Gradient descent is an optimization algorithm that iteratively adjusts model parameters to minimize the loss function. It works by calculating the gradient (derivative) of the loss function with respect to each parameter, then moving in the opposite direction of the gradient. Think of it like finding the lowest point in a valley—the algorithm takes steps downhill until it reaches the minimum. Variants like SGD (Stochastic Gradient Descent) and Adam are commonly used in training neural networks because they handle large datasets more efficiently.
2. What is a tokenizer and why is it important in AI models?
A tokenizer breaks down text input into smaller units called tokens that AI models can process. For example, the sentence "AI security" might be split into tokens like ["AI", "security"] or even subword tokens like ["A", "I", "sec", "urity"]. Tokenizers are crucial because they convert human-readable text into numerical IDs that the model's mathematical operations can work with. Different tokenization strategies affect model performance, context understanding, and even security vulnerabilities like prompt injection attacks.
3. What are loss functions and why do they matter?
A loss function measures how far a model's predictions are from the actual correct answers. During training, the optimization algorithm tries to minimize this loss. Common loss functions include cross-entropy loss for classification tasks (measuring how well predicted probabilities match true labels) and mean squared error for regression. The choice of loss function directly impacts what the model learns to optimize for—a poorly chosen loss function can lead to models that perform well on metrics but fail in practice.
4. What's the difference between RNN, CNN, and GNN?
These are different neural network architectures designed for different data types. RNNs (Recurrent Neural Networks) process sequential data like text or time series by maintaining memory of previous inputs. CNNs (Convolutional Neural Networks) excel at processing grid-like data such as images by detecting spatial patterns through filters. GNNs (Graph Neural Networks) work with graph-structured data, learning from nodes and edges to capture relationships in networks, knowledge graphs, or molecular structures.

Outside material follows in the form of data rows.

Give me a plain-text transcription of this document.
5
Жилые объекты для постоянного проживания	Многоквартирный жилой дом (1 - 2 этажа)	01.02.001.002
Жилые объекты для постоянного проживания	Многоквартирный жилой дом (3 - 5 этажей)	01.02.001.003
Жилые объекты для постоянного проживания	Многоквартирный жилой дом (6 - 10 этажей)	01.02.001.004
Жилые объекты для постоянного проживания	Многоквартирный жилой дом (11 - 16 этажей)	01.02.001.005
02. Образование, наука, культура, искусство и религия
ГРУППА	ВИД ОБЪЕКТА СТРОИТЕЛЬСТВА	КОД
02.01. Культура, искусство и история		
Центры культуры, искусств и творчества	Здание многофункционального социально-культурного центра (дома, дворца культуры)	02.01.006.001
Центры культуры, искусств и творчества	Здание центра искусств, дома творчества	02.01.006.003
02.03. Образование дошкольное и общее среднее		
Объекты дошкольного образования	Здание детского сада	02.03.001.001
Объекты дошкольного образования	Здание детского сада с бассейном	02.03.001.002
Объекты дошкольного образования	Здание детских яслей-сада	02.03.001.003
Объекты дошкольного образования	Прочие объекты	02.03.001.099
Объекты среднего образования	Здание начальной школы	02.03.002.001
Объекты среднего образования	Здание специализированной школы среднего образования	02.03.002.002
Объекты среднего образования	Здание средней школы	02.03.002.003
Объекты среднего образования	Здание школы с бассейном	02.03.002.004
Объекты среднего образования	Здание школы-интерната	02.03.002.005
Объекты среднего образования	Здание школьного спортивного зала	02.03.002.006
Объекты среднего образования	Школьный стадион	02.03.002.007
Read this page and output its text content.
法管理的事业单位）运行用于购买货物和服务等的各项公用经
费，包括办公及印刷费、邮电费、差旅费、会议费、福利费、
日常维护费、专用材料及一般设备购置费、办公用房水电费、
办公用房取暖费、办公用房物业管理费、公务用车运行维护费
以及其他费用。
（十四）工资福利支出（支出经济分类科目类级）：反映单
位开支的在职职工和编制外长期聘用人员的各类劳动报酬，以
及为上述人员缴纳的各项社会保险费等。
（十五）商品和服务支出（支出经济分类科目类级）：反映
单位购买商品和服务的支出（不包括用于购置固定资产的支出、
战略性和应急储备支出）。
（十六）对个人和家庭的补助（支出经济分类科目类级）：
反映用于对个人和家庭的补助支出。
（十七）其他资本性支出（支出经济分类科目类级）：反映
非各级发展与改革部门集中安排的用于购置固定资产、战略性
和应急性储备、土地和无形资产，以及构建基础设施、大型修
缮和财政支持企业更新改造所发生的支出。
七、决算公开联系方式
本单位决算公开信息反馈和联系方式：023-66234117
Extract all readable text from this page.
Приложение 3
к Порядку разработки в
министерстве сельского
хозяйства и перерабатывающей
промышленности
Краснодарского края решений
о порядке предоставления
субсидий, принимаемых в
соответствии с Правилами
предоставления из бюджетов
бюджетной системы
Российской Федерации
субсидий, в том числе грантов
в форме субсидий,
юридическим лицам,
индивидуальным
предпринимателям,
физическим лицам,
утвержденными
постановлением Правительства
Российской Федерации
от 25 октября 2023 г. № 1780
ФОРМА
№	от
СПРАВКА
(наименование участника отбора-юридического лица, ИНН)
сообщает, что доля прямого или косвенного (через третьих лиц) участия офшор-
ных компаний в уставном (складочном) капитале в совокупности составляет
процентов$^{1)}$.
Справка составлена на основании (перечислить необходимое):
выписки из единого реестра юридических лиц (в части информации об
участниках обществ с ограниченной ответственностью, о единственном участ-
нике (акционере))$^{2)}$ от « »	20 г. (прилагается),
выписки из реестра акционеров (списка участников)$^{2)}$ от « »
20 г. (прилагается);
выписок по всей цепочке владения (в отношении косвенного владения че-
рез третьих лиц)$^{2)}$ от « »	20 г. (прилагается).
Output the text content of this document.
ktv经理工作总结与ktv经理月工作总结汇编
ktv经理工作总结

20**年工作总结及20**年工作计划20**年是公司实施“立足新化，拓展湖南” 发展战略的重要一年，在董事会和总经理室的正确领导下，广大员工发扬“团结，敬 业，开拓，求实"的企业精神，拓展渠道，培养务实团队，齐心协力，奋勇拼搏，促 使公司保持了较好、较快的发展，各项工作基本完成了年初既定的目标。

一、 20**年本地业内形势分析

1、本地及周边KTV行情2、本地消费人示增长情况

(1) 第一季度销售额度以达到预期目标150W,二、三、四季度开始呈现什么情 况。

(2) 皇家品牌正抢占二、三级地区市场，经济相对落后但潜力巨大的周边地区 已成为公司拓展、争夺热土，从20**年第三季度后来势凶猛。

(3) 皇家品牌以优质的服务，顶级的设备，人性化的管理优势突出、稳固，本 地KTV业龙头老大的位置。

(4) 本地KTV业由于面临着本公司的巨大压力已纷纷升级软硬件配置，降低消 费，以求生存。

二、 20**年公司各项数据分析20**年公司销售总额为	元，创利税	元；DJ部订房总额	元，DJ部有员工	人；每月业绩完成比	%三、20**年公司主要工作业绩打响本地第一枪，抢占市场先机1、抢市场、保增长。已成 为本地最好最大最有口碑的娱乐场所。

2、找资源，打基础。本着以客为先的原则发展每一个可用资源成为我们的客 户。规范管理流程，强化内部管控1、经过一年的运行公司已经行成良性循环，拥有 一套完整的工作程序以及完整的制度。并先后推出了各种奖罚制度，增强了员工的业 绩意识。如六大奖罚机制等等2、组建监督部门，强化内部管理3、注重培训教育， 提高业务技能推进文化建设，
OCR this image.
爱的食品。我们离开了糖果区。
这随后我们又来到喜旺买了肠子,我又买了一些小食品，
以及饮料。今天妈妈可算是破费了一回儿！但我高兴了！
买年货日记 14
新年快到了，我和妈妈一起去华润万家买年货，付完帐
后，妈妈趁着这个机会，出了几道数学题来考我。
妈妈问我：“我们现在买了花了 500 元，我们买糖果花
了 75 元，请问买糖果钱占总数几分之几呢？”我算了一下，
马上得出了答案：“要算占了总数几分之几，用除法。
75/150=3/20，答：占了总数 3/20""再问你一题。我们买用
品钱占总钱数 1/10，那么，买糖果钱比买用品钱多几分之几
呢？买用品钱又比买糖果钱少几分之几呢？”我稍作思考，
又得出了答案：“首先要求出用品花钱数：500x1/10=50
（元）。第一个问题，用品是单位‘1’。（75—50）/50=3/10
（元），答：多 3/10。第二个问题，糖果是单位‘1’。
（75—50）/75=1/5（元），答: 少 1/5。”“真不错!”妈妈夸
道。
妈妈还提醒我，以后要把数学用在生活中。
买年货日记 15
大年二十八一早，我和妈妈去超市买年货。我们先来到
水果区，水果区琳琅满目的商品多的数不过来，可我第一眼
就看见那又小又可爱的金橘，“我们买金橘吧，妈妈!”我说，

5. What are RAG systems in AI?
RAG (Retrieval-Augmented Generation) systems combine language models with external knowledge retrieval. Instead of relying only on training data, RAG systems first search a knowledge base or database for relevant information, then use that retrieved context to generate responses. This approach reduces hallucinations, keeps information up-to-date without retraining, and allows models to cite sources. RAG systems typically use knowledge graphs or vector databases as their retrieval component.
6. How does the attention mechanism work in transformers?
The attention mechanism allows models to weigh the importance of different input tokens when processing each token. In transformers like GPT, attention scores determine how much each word "pays attention to" other words in the sequence. For example, in the sentence "The cat sat on the mat," the attention mechanism helps the model understand that "sat" relates strongly to "cat" (the subject). This graph-like structure of token relationships enables transformers to capture long-range dependencies and context, making them powerful for language understanding.